Myles Rockwell

Personal information
- Born: August 19, 1972 (age 53) Durango, Colorado, U.S.

Team information
- Current team: Retired
- Discipline: Downhill
- Role: Rider

Professional teams
- 1993: Yeti
- 1994-1998: Volvo-Cannondale
- 1999-2000: Giant

Major wins
- Mammoth Kamikaze (1995) Reebok Eliminator (1993, 1995) Kaprun UCI MTB-Downhill Worldcup (1995)

Medal record
Representing United States
Mountain bike racing
World Championships
| Gold medal – first place | 2000 Sierra Nevada | Downhill |
| Bronze medal – third place | 1993 Métabief | Downhill |

= Myles Rockwell =

American mountain biker (born 1972)

Myles Rockwell (born August 19, 1972) is an American former professional downhill mountain biker and winner of the 2000 UCI Downhill World Championships. He was inducted into the Mountain Bike Hall of Fame in 2019 and into the U.S. Bicycling Hall of Fame in 2021.
In 2004 Rockwell was arrested for growing Marijuana, he was released on $10,000 bail.

==Career==
After racing for Yeti Cycles in 1993 and his victory at the Reebook Eliminator in Mammoth Lakes and the 3rd place in the UCI Downhill World Championships, Rockwell joined the newly formed Volvo Cannondale Mountain Bike Racing Team in 1994 together with the downhill riders Missy Giove and Franck Roman.
Rockwell played a vital role in the development and testing of mountain bikes and components.
In the 1994 season, Rockwell used a Cannondale Super V full suspension bike with its original high-pivot design and approximately 75 mm of travel on the rear wheel, and either a prototype Cannondale Headshok or a Rock Shox suspension fork. In 1995, Cannondale engineers, Rockwell and his teammates presented the downhill scene with the Cannondale Super V DH Active offering 152 mm of travel in the rear and 114 mm in front with the Cannondale Moto fork. This bike was the beginning of "super-long" suspension travel for mountain bike downhill.
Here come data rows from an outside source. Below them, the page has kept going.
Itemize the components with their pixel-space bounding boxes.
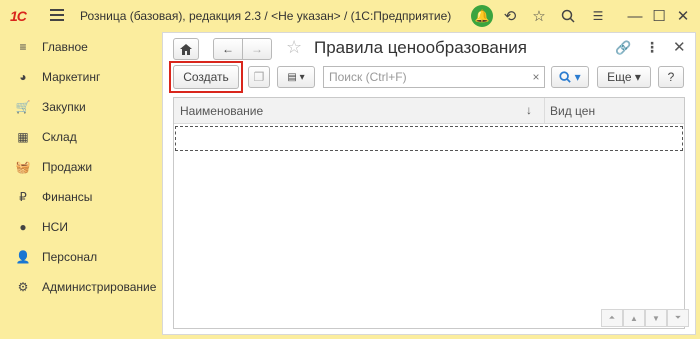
sidebar-item-label: Главное: [42, 40, 88, 54]
sidebar-item-main[interactable]: ≡ Главное: [0, 32, 160, 62]
forward-button[interactable]: →: [242, 38, 272, 60]
sort-arrow-icon[interactable]: ↓: [526, 103, 532, 117]
app-logo: 1С: [10, 8, 27, 24]
sidebar: ≡ Главное ◕ Маркетинг 🛒 Закупки ▦ Склад …: [0, 32, 160, 339]
ruble-icon: ₽: [19, 190, 27, 204]
sidebar-item-finance[interactable]: ₽ Финансы: [0, 182, 160, 212]
menu-icon[interactable]: ☰: [587, 5, 609, 27]
pricing-rules-table[interactable]: Наименование ↓ Вид цен: [173, 97, 685, 329]
sidebar-item-label: Персонал: [42, 250, 98, 264]
close-form-icon[interactable]: ✕: [673, 38, 686, 56]
close-icon[interactable]: ✕: [672, 5, 694, 27]
sidebar-item-label: Продажи: [42, 160, 93, 174]
star-icon[interactable]: ☆: [528, 5, 550, 27]
help-button[interactable]: ?: [658, 66, 684, 88]
more-button[interactable]: Еще ▾: [597, 66, 651, 88]
app-title: Розница (базовая), редакция 2.3 / <Не ук…: [80, 9, 452, 23]
more-vertical-icon[interactable]: ⋮: [645, 39, 659, 56]
page-title: Правила ценообразования: [314, 38, 527, 57]
sidebar-item-warehouse[interactable]: ▦ Склад: [0, 122, 160, 152]
cart-icon: 🛒: [15, 100, 31, 114]
back-button[interactable]: ←: [213, 38, 243, 60]
sidebar-item-sales[interactable]: 🧺 Продажи: [0, 152, 160, 182]
column-price-type-header[interactable]: Вид цен: [550, 104, 595, 118]
main-menu-icon[interactable]: [50, 9, 64, 21]
link-icon[interactable]: 🔗: [615, 40, 631, 56]
scroll-buttons: ⏶ ▲ ▼ ⏷: [601, 309, 689, 327]
table-header: Наименование ↓ Вид цен: [174, 98, 684, 124]
bell-icon[interactable]: 🔔: [471, 5, 493, 27]
reference-icon: ●: [19, 220, 27, 234]
scroll-bottom-icon[interactable]: ⏷: [667, 309, 689, 327]
sidebar-item-label: Финансы: [42, 190, 93, 204]
title-bar: 1С Розница (базовая), редакция 2.3 / <Не…: [0, 0, 700, 32]
sidebar-item-personnel[interactable]: 👤 Персонал: [0, 242, 160, 272]
sidebar-item-marketing[interactable]: ◕ Маркетинг: [0, 62, 160, 92]
more-label: Еще: [607, 70, 632, 84]
sidebar-item-administration[interactable]: ⚙ Администрирование: [0, 272, 160, 302]
search-icon[interactable]: [557, 5, 579, 27]
warehouse-icon: ▦: [17, 130, 29, 144]
scroll-up-icon[interactable]: ▲: [623, 309, 645, 327]
search-button[interactable]: ▾: [551, 66, 589, 88]
sidebar-item-nsi[interactable]: ● НСИ: [0, 212, 160, 242]
main-icon: ≡: [19, 40, 27, 54]
clear-search-icon[interactable]: ×: [528, 68, 544, 86]
sidebar-item-label: Администрирование: [42, 280, 157, 294]
sidebar-item-label: Склад: [42, 130, 77, 144]
column-divider: [544, 98, 545, 124]
favorite-star-icon[interactable]: ☆: [286, 37, 302, 58]
column-name-header[interactable]: Наименование: [180, 104, 263, 118]
form-panel: ← → ☆ Правила ценообразования 🔗 ⋮ ✕ Созд…: [162, 32, 696, 335]
table-row[interactable]: [175, 126, 683, 151]
home-button[interactable]: [173, 38, 199, 60]
basket-icon: 🧺: [15, 160, 31, 174]
pie-chart-icon: ◕: [19, 70, 27, 84]
scroll-down-icon[interactable]: ▼: [645, 309, 667, 327]
gear-icon: ⚙: [17, 280, 29, 294]
search-input[interactable]: Поиск (Ctrl+F): [323, 66, 545, 88]
sidebar-item-label: Маркетинг: [42, 70, 101, 84]
scroll-top-icon[interactable]: ⏶: [601, 309, 623, 327]
create-button[interactable]: Создать: [173, 65, 239, 89]
minimize-icon[interactable]: —: [624, 5, 646, 27]
maximize-icon[interactable]: ☐: [648, 5, 670, 27]
sidebar-item-label: Закупки: [42, 100, 86, 114]
sidebar-item-label: НСИ: [42, 220, 68, 234]
report-button[interactable]: ▤ ▾: [277, 66, 315, 88]
person-icon: 👤: [15, 250, 31, 264]
sidebar-item-purchases[interactable]: 🛒 Закупки: [0, 92, 160, 122]
copy-button[interactable]: ❐: [248, 66, 270, 88]
history-icon[interactable]: ⟲: [499, 5, 521, 27]
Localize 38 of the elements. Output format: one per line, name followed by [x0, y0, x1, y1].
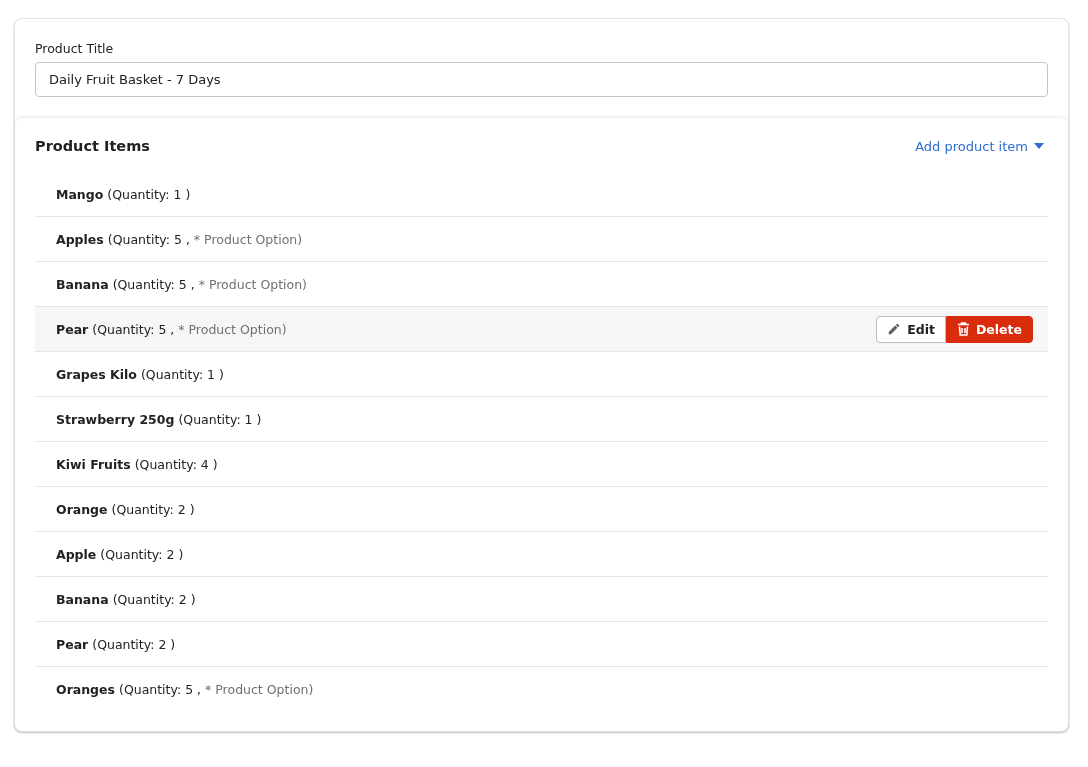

It was also one of the first professional race bikes with disc brakes.
Rockwell was forced to take a break from racing due to injuries in 1996 and 1997.
Rockwell was part of the development of the Cannondale Super V DHF / Fulcrum, a team-only downhill mountain bike with a virtual-pivot point and three chains for optimized pedaling efficiency and an adjustable head tube angle.
Rockwell's 1998 Fulcrum is on display in the Marin Museum of Bicycling.
In his last two seasons as a professional athlete, 1999 and 2000, Rockwell raced for Giant Bicycles. He was the first World Champion after 5 consecutive victories of Nicolas Vouilloz, a ten times downhill world champion and one of the most successful professional mountain bikers in history. Rockwell is the last male U.S. American winner of a Downhill World Championships. In 2005, Rockwell won the first edition of the Red Bull Road Rage.

==Personal life==
Rockwell is married to Willow Rockwell (née Koerber), a retired professional cross-country mountain bike racer and world championships bronze medalist. In 2019, the couple created The Rockwell Ridewell Foundation, a 501(c)(3) organization for youth development.

Rockwell is co-founder of a biking school in Boulder, CO.